By Onome Amuge
Wheat prices rose to a positive weekly finish, as supply concerns from the Black Sea region surfaced after Russia delivered a list of concerns about its Black Sea export corridor deal to the United Nations. The Russian government also said it was prepared to reject renewing its export corridor deal unless its demands were addressed.
Following the report, the most-active wheat contract on the Chicago Board of Trade (CBOT) soared 0.3 percent to $8.95 a bushel. The market also gained 1.7 percent in the week after finishing lower the previous week.
Terry Reilly, senior commodity analyst with Futures International in Chicago, remarked that the grain’s bullish ride was spurred by Russia’s threat not to renew the Black Sea safe passage agreement set to expire in November.
“The Russia Geneva U.N. ambassador warned Moscow submitted concerns to the United Nations over the Black Sea safe passage agreement and may not renew the deal next month unless demands are met,” Reilly explained.
Prior to this development, the UN-brokered deal had opened a safer path for grain shipments from major exporter Ukraine. This had in the meantime allowed resumption of exports which had been blocked following Russian President Vladimir Putin’s order to invade its neighbour in late February.
Wheat prices were further supported by reports of poor weather conditions in the South America region which raised expectations of a supply crunch.
Argentina’s two major grains exchanges in Buenos Aires and Rosario cut their forecasts for the upcoming wheat harvest as drought and low temperatures hit the crop, with little relief in sight for key farming regions and scant rains forecast in weeks ahead.

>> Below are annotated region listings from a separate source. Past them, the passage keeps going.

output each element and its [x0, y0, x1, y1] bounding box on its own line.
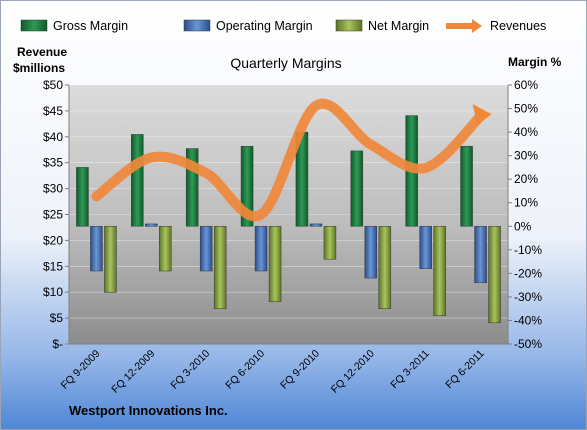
left-tick-label: $35 — [43, 156, 63, 170]
revenue-line-arrowhead — [472, 104, 492, 126]
left-tick-label: $20 — [43, 233, 63, 247]
revenue-line — [91, 98, 492, 222]
category-label: FQ 6-2010 — [223, 348, 267, 392]
left-axis-label-line1: Revenue — [17, 45, 67, 59]
legend-swatch-revenues-arrow — [472, 19, 482, 33]
legend-label: Gross Margin — [53, 19, 128, 33]
left-tick-label: $30 — [43, 182, 63, 196]
chart-title: Quarterly Margins — [230, 55, 341, 71]
legend-swatch-gross-margin — [20, 19, 48, 32]
bar-operating-margin — [145, 223, 158, 227]
category-label: FQ 3-2010 — [168, 348, 212, 392]
bar-operating-margin — [90, 226, 103, 272]
bar-gross-margin — [460, 145, 473, 227]
left-tick-label: $15 — [43, 259, 63, 273]
bar-gross-margin — [350, 150, 364, 227]
right-tick-label: 0% — [514, 219, 532, 233]
bar-gross-margin — [131, 134, 144, 227]
category-label: FQ 9-2009 — [59, 348, 103, 392]
right-tick-label: -20% — [514, 266, 542, 280]
left-tick-label: $- — [52, 337, 63, 351]
left-tick-label: $10 — [43, 285, 63, 299]
bar-net-margin — [213, 226, 227, 309]
legend-label: Operating Margin — [216, 19, 313, 33]
bar-net-margin — [268, 226, 282, 302]
bar-operating-margin — [474, 226, 487, 284]
bar-operating-margin — [419, 226, 432, 269]
left-tick-label: $50 — [43, 78, 63, 92]
bar-operating-margin — [364, 226, 378, 279]
right-tick-label: -40% — [514, 313, 542, 327]
right-tick-label: -30% — [514, 290, 542, 304]
left-tick-label: $5 — [50, 311, 64, 325]
legend-label: Revenues — [490, 19, 546, 33]
bar-net-margin — [104, 226, 117, 293]
right-tick-label: 50% — [514, 102, 538, 116]
category-label: FQ 3-2011 — [388, 348, 432, 392]
bar-operating-margin — [254, 226, 268, 272]
bar-net-margin — [433, 226, 446, 316]
right-axis-ticks: -50% -40% -30% -20% -10% 0% 10% 20% 30% 40% 50% 60% — [508, 78, 542, 351]
left-axis-label-line2: $millions — [13, 61, 65, 75]
bar-net-margin — [159, 226, 172, 272]
bar-net-margin — [323, 226, 337, 260]
right-tick-label: 60% — [514, 78, 538, 92]
bar-operating-margin — [309, 223, 323, 227]
legend-swatch-operating-margin — [183, 19, 211, 32]
category-label: FQ 12-2010 — [329, 348, 377, 396]
right-tick-label: 10% — [514, 196, 538, 210]
bar-gross-margin — [76, 167, 89, 227]
left-tick-label: $40 — [43, 130, 63, 144]
right-tick-label: -50% — [514, 337, 542, 351]
bar-operating-margin — [199, 226, 213, 272]
right-tick-label: 30% — [514, 149, 538, 163]
legend: Gross Margin Operating Margin Net Margin Re… — [20, 19, 546, 33]
left-tick-label: $25 — [43, 208, 63, 222]
company-name: Westport Innovations Inc. — [69, 403, 228, 418]
category-label: FQ 6-2011 — [443, 348, 487, 392]
right-tick-label: 20% — [514, 172, 538, 186]
left-tick-label: $45 — [43, 104, 63, 118]
legend-swatch-net-margin — [335, 19, 363, 32]
category-label: FQ 12-2009 — [109, 348, 157, 396]
bar-net-margin — [378, 226, 392, 309]
category-labels: FQ 9-2009 FQ 12-2009 FQ 3-2010 FQ 6-2010 FQ … — [59, 348, 487, 396]
category-label: FQ 9-2010 — [278, 348, 322, 392]
revenue-line-path — [91, 98, 486, 222]
legend-label: Net Margin — [368, 19, 429, 33]
bar-net-margin — [488, 226, 501, 324]
left-axis-ticks: $- $5 $10 $15 $20 $25 $30 $35 $40 $45 $50 — [43, 78, 69, 351]
right-tick-label: 40% — [514, 125, 538, 139]
right-axis-label: Margin % — [508, 55, 562, 69]
right-tick-label: -10% — [514, 243, 542, 257]
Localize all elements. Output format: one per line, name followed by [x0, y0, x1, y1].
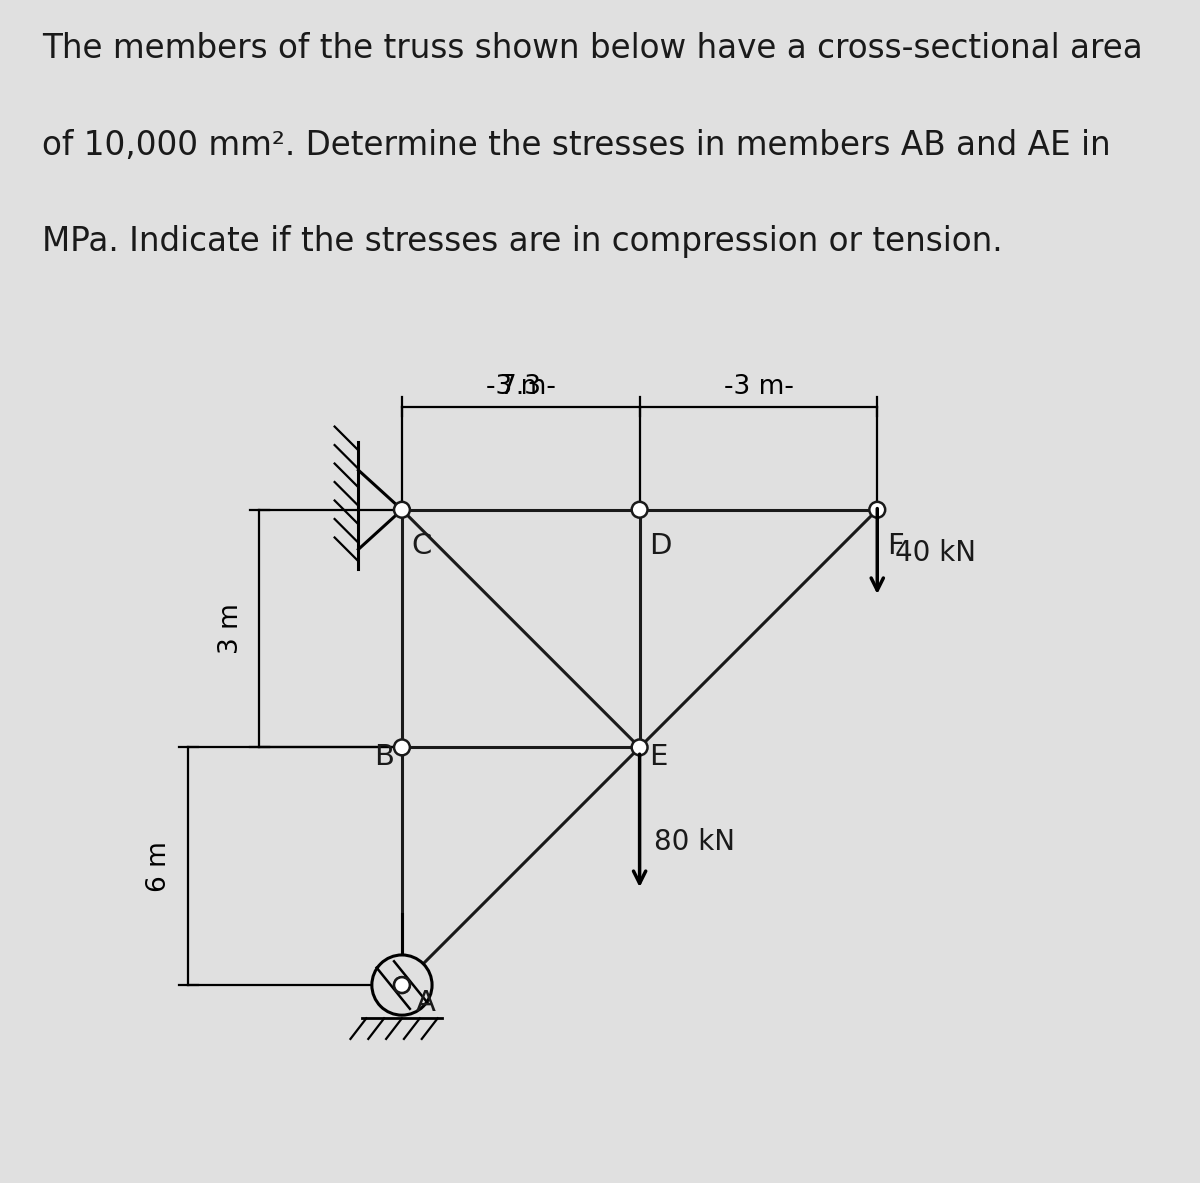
Circle shape: [372, 955, 432, 1015]
Circle shape: [394, 977, 410, 993]
Text: 7.3: 7.3: [499, 375, 541, 400]
Text: of 10,000 mm². Determine the stresses in members AB and AE in: of 10,000 mm². Determine the stresses in…: [42, 129, 1111, 162]
Text: E: E: [649, 743, 667, 771]
Circle shape: [394, 502, 410, 518]
Text: 80 kN: 80 kN: [654, 828, 734, 856]
Text: 6 m: 6 m: [146, 841, 173, 892]
Text: D: D: [649, 532, 672, 560]
Text: 40 kN: 40 kN: [895, 539, 976, 568]
Text: F: F: [887, 532, 904, 560]
Circle shape: [869, 502, 886, 518]
Text: 3 m: 3 m: [217, 603, 244, 654]
Text: MPa. Indicate if the stresses are in compression or tension.: MPa. Indicate if the stresses are in com…: [42, 226, 1003, 258]
Circle shape: [631, 502, 648, 518]
Circle shape: [394, 739, 410, 755]
Text: A: A: [416, 989, 436, 1017]
Text: -3 m-: -3 m-: [724, 375, 793, 400]
Circle shape: [631, 739, 648, 755]
Text: C: C: [412, 532, 432, 560]
Circle shape: [394, 977, 410, 993]
Text: -3 m-: -3 m-: [486, 375, 556, 400]
Text: B: B: [374, 743, 395, 771]
Text: The members of the truss shown below have a cross-sectional area: The members of the truss shown below hav…: [42, 32, 1142, 65]
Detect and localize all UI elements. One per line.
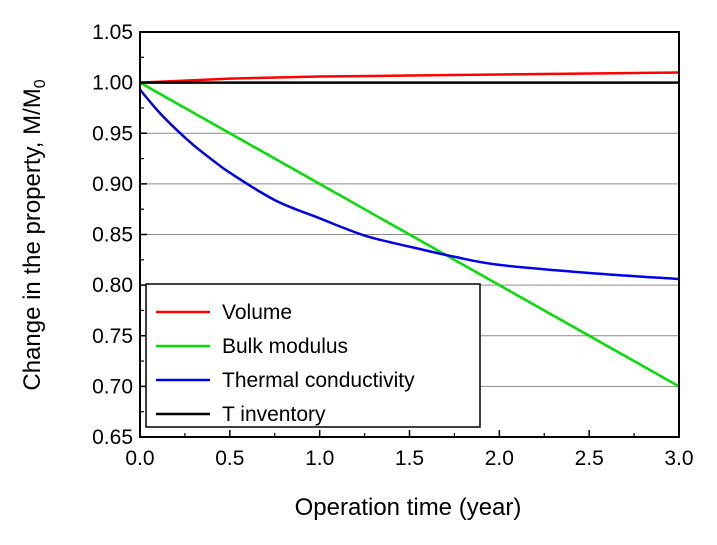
y-axis-title-main: Change in the property, M/M: [19, 88, 46, 390]
x-tick-label: 0.0: [125, 447, 154, 470]
series-line-thermal-conductivity: [139, 88, 680, 281]
x-tick-label: 1.0: [305, 447, 334, 470]
legend-label: Thermal conductivity: [222, 369, 415, 392]
y-tick-label: 0.80: [92, 274, 133, 297]
y-tick-label: 1.05: [92, 21, 133, 44]
x-tick-label: 1.5: [395, 447, 424, 470]
axis-ticks: [139, 31, 680, 438]
legend: Volume Bulk modulus Thermal conductivity T …: [145, 283, 481, 428]
x-tick-label: 3.0: [664, 447, 693, 470]
y-tick-label: 0.90: [92, 173, 133, 196]
x-tick-labels: 0.0 0.5 1.0 1.5 2.0 2.5 3.0: [125, 447, 693, 470]
y-tick-label: 0.70: [92, 375, 133, 398]
x-axis-title: Operation time (year): [295, 494, 522, 521]
y-tick-label: 0.85: [92, 224, 133, 247]
y-tick-labels: 0.65 0.70 0.75 0.80 0.85 0.90 0.95 1.00 1.05: [92, 21, 133, 449]
series-line-bulk-modulus: [139, 81, 680, 388]
y-tick-label: 0.75: [92, 325, 133, 348]
x-tick-label: 0.5: [215, 447, 244, 470]
y-tick-label: 0.65: [92, 426, 133, 449]
legend-box: [145, 283, 481, 428]
x-tick-label: 2.5: [575, 447, 604, 470]
legend-label: Volume: [222, 301, 292, 324]
x-tick-label: 2.0: [485, 447, 514, 470]
y-tick-label: 1.00: [92, 72, 133, 95]
legend-label: Bulk modulus: [222, 335, 348, 358]
series-lines: [139, 71, 680, 388]
y-axis-title-subscript: 0: [32, 79, 49, 88]
legend-label: T inventory: [222, 403, 326, 426]
y-axis-title: Change in the property, M/M0: [19, 79, 49, 390]
y-tick-label: 0.95: [92, 122, 133, 145]
series-line-volume: [139, 71, 680, 84]
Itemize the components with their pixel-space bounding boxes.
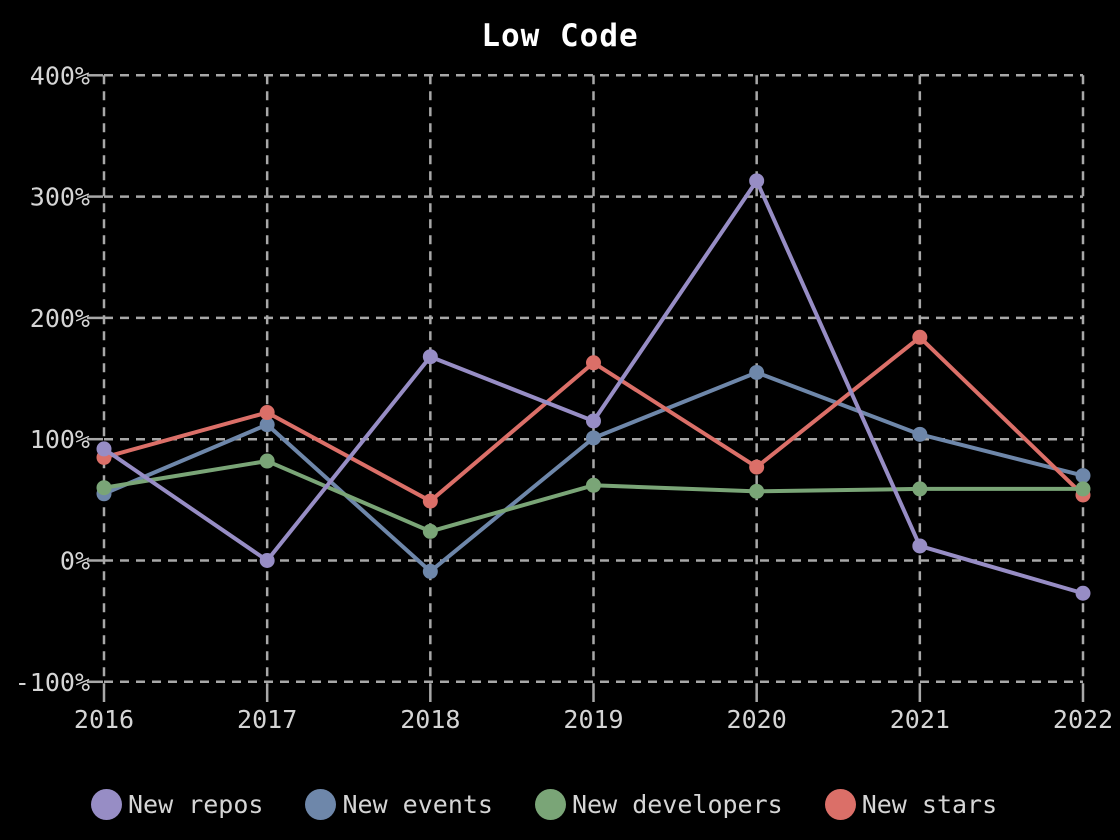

Meanwhile, U.S. forecasts of lower output supported prices for corn and soybeans, with both crops gaining over two percent in the week.
The U.S Department of Agriculture (USDA), in its latest monthly supply-and-demand report, said U.S. corn and soybean crops would be smaller than previously forecast, raising concerns about tight global inventories.
The agriculture agency also lowered its demand outlook, most notably for exports which will likely face stiff competition from South American crop shipments.